Der Vater hat ihr alles gegeben, bis auf seinen Namen. Ihren Taufnamen hatte er ausgewählt, und dass der an Jules Mazarin, den mächtigen Kardinal-Staatsmann des 17. Jahrhunderts, erinnert, kann kein Zufall sein.

Manchmal ist sie im Elysée-Palast gewesen. Mutter Anne kam mit dem Fahrrad angeradelt und konnte das Tor passieren, Tochter Mazarine wurde mit dem Auto geholt, und wenn man von den Champs-Elysées abbog, musste sie sich im Fond der Karosse ganz klein machen.

Gemeinsam Platten gehört

Sie fand das amüsant und aufregend. Die Menschen im Büro kannten sie nicht. "Ihr wisst es nicht", dachte sie dann, "aber das ist mein Papa." Sie wollte zu gern, dass man es bemerkte und hatte doch Angst davor. Manche wussten Bescheid, Vertraute Mitterrands oder auch niedere Chargen, Sicherheitsleute dachten sich ihren Teil.
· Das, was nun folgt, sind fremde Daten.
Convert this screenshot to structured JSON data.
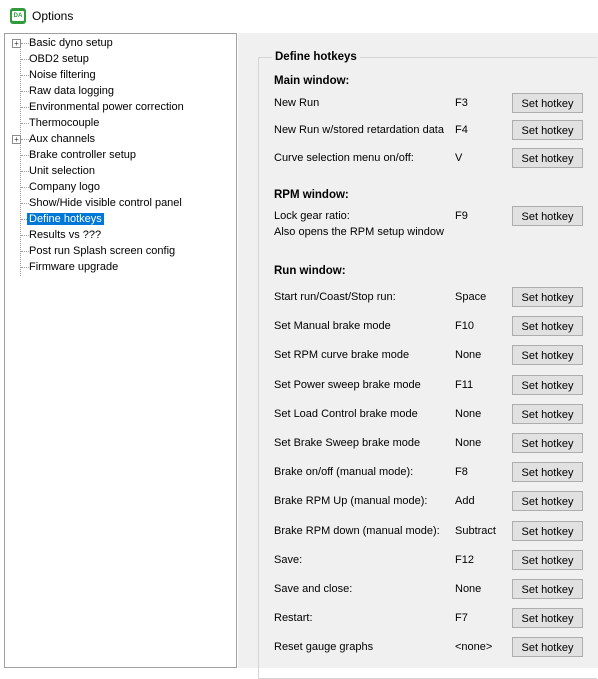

Zu Hause haben Vater und Tochter Platten gehört, Jacques Brel und Léo Ferré und Barbara, und mitunter hat er sie ins Konzert mitgenommen. Dann saßen sie in der Ehrenloge, der Präsident ganz in Schwarz und von statuenhaftem Ernst. Hinterher ging er mit ihr in die Künstlergarderobe und stellte sie vor als "Mazarine, die Sie sehr bewundert". Dann wurde sie rot vor Verlegenheit.

Gelüftet wurde das Geheimnis endlich von Paris Match. Ein Paparazzo hatte vor einem Restaurant an der Place des Invalides ein Foto von Vater und Tochter geschossen, das Mädchen wurde enttarnt. Sie wohnte schon nicht mehr zu Hause, als der Vater, "es war ein Donnerstag", sie anrief: "Mach dich auf etwas gefasst."

Das änderte ihr Leben, und er war schon krank auf den Tod. Es gab letzte Ferien, ein letztes Weihnachtsfest zu dritt und schließlich eine Reise nach Ägypten. Er wollte noch einmal eine Fahrt auf dem Nil machen, Assuan besuchen, den weiten Sand der Wüste sehen. Mazarine fühlte, ihr Vater nahm damit Abschied vom Leben und der Welt.

Als er starb, ist sie mit ihren beiden Halbbrüdern und Baltique, dem Labrador, nach Jarnac geflogen, wo er begraben wurde. "Als wir das Flugzeug verließen, wussten wir, dass wir gleich wieder zu unseren Müttern gehen würden."